Commit your way, to the way of Jesus, and live. Would you pray with me?
Lord Jesus,
the weakness of our flesh, the temporal pleasures of this world, the enemy,
would seek to snatch us, to destroy us, and consume us, and consume us,
but you’ll not have that. And we thank you for that assurance. We thank you for
Lord, even though they may be tough, even though they’re thorny, and they’re difficult, and they’re hard to understand, and hard to bear, Lord. We thank you that you know, and you’re good, and you’re faithful, and you have our best interest in mind. You have a goal for us, and you’ll not let us be lost. You’ll not allow us to be snatched by the enemy.
I thank you, Lord Jesus, that
you’re not commanding something of us that you didn’t. Walk yourself. You suffered ultimate suffering. You bore the ultimate cross, and by that cross we’re saved and brought near.

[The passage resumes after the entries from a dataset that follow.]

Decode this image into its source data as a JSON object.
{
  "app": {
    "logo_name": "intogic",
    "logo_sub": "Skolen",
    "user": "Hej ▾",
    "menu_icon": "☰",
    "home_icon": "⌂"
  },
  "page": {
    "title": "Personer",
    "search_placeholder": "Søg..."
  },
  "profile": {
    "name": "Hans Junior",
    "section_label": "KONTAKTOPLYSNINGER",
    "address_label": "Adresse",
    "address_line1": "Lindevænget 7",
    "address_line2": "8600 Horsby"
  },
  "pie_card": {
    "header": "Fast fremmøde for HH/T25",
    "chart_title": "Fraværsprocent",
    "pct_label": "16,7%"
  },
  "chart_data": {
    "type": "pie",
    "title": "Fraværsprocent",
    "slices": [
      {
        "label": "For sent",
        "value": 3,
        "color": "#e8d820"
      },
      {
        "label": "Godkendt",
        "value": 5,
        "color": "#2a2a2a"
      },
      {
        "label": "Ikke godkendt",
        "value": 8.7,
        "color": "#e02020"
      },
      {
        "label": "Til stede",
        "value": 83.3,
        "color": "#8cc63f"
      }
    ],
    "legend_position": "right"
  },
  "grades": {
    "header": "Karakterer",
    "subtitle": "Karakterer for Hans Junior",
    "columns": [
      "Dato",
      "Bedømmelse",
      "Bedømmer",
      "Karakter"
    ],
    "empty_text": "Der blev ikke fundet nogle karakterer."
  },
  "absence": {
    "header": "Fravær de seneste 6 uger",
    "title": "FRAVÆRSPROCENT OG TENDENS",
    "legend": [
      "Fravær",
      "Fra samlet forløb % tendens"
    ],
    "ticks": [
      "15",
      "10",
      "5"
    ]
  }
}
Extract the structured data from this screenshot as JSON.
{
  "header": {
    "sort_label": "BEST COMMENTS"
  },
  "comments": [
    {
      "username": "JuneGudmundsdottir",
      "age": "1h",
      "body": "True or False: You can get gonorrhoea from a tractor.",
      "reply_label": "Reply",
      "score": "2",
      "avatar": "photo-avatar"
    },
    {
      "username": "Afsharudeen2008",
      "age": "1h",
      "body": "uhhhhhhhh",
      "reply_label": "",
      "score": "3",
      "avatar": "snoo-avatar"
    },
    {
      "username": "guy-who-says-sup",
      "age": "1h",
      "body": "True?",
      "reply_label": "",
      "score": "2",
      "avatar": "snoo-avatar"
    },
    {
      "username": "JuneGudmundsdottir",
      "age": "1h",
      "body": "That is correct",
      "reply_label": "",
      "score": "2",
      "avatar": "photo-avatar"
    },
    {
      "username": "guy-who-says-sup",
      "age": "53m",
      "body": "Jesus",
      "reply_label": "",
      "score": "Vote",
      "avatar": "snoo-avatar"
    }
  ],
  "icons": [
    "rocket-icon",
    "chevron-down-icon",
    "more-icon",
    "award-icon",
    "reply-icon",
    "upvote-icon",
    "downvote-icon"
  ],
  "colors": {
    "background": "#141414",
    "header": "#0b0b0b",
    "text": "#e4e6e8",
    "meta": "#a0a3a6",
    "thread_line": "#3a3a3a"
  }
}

We thank you, and we praise you, and we worship you. The body that you offered up, the blood that you spilled,
is our very life, Lord. We thank you, Lord, and we thank you for that. And so I just pray that, Lord, whatever it is that your hand is going to bring, has brought,
Lord, you’ll be near to us in it, and that through suffering, Lord, we’ll be brought nearer to you, and fellowship with you will be sweeter, and our desire, and our want, and our need for heaven will only grow stronger, and our faith, will be strengthened, and, Lord, one day we’ll receive what we’ve so patiently waited for. Thank you, Lord Jesus. It’s in your name we pray. Amen.